Metro-Goldwyn-Mayer Musical Staring Kathryn Grayson, Ava Gardner, Howard Keel, Joe E. Brown, Agnes Moorehead, William Warfield, Frances Williams, Marge and Gower Champion directed by George Sidney, Produced by Arthur Freed, Screen play written by John Lee Mahin based on Edna Ferber’s novel.

Not long ago, I watched “Showboat,” attracted not to the movie itself.  I’d seen it many years ago.  Katherine Grayson and Howard Keel’s songs still ring in my head more so than the plot.  No, I watched because Frances was in it.  For a few brief seconds, she appeared, a background figure as was the other Black actors and a host of extras – delivering one line, or moving in and out of scenes, barely on camera.   My eyes focused on my TV screen; I scanned each scene, searching for a glimpse of my friend.

Finally I spotted her in her brown frock buttoned to the neck, looking modest, prim and proper, hair pulled back into a neat bun, just slightly out of focus.  Reacting to the goings on of the main characters, she smiled, clapped her hands and nodded her head as they delivered their lines deftly.  And I remembered all she’d told me about that production, the seventeen bandanas wardrobe presented to her; she refused each time.  Her reaction to Joe E. Brown, “a right-wing reactionary,” she called him and with her usual candor, told him how she felt about the country denying Black people equal privileges.  She talked about William Warfield – came close to calling him an Uncle Tom, and about her meeting with Ava Gardner whom she liked.

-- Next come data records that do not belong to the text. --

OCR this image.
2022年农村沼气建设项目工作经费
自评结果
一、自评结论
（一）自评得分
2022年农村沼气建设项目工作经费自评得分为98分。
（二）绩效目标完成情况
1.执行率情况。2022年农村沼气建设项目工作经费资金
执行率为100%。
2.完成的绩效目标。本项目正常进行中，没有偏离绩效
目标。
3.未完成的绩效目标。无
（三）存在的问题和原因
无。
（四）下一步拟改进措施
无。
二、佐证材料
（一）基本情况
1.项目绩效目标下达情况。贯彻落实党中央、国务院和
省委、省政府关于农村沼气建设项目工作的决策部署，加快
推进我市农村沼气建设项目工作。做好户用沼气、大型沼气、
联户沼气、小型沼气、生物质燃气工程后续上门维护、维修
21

But mostly I thought about her training in all areas of theater, the fourteen years at Karamu, the oldest Black theater in the country where she’d learned to write, direct, act, work the lights and create costumes; her two years in Moscow studying theater; and her roles on Broadway in A Raisin in the Sun and You Can’t Take It With You, among others.  Yes, there she was, Queenie, with one line and out of focus shots, and I shook my head in disgust – Hollywood!